Days 30 – 31: Albania [Sarandë]

Day 30 – Friday 20th July

After departing by bus from Athens last night a bit after 10pm, we arrived to Sarande, Albania, very early this morning. As usual, sleep on the bus was impossible. Crossing the border from Greece took about two hours, normally it’s boring enough but so much worse at 3am.
Luckily our host was waiting on the street to greet us in when we finally arrived in Albania. Seeing as there’s not really any street signs, let alone bus stops. It seemed that people just got off wherever they needed to be dropped. Tommy, our host, is an overly helpful bloke and his favourite expressions are “no problem”, “don’t worry” and “I’ll take care of it”. Turns out there was a problem upon arrival; he had overbooked his hostel but he kept his word and did take care of it by letting us stay for a few hours in an apartment until the people in our bed were ready to check out. After a couple hours sleep, at about 11am, Tommy came to take us to the hostel. Second problem: there’s no water at the hostel which wasn’t to be fixed until later that afternoon. This was quite strange but didn’t matter too much as Jen and I were pretty keen to explore. After loading up on some local currency; 15,000 leke, we caught a bus to the ancient ruins of Butrint, an old Roman city approximately 45 minutes from Sarande.

Butrint, Albania

Fire the cannons!

The Baptistery at Butrint

Here’s a little bit more info about The Baptistery at Butrint:
“By the 5th century AD Christianity was flourishing at Butrint and the city had its own bishop. The Baptistery and the Great Basilica were constructed in the early 6th century. The Baptistery was discovered in 1928 by the Italian Archaeological mission. It is the second largest baptistery in the Eastern Roman Empire, the largest being that of Hagia Sofia in Istanbul.

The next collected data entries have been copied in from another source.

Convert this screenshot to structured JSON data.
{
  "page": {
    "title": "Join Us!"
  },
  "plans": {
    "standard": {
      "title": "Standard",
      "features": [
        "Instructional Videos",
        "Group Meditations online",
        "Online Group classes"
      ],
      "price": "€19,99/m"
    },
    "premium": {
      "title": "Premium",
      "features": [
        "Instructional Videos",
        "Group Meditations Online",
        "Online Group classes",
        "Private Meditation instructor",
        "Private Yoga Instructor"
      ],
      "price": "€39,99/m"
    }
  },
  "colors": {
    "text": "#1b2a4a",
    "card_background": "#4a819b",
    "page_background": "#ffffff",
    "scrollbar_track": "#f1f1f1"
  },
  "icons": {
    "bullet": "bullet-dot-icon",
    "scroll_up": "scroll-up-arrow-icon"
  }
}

Every aspect of the architecture and decoration of the Baptistery is symbolic of the baptismal rite, with the fountain on the far side of the Baptistery representing the fountain of eternal life. The intricate brightly coloured mosaic has representations of land (animals), air (birds), and water (fish), symbolizing aspects of Christian salvation.

The attention of the visitor crossing the threshold of the main entrance is held by two large peacocks in a vine growing from a great vase. The peacocks symbolise paradise and immortality, and the vase and grapes, the Eucharist and the blood of Christ.” – From website.
After wandering around for a couple hours we took another bus to Ksmili, a small beach village on the way back home, and relaxed there.

Chillin’ at the beach

That evening our friendly “no problem” host, Tommy, took all the guests down to the beach where he dug a hole and made a bbq right there on the sand and cooked up a pretty delicious dinner.

“Dad, I dug a hole”

For a Friday night the rest of the city was pretty quiet, even down at the towns most “happening’ bar. It was still nice to walk along the beach at night.

Day 31 – Saturday 21st July

Another local attraction close to Sarande is the beautiful Blue Eye, a natural spring about 30 minutes bus ride from the town centre.

Welcome…

Jen and I went with two lads from the Netherlands, staying at the hostel with us. Once there we went in for a very, very quick dip. After about ten seconds my lower half was numb from the coldness, but the water was amazingly clear. The Dutch boys spent a bit more time in the water, being that they’re more accustomed to the cooler climate.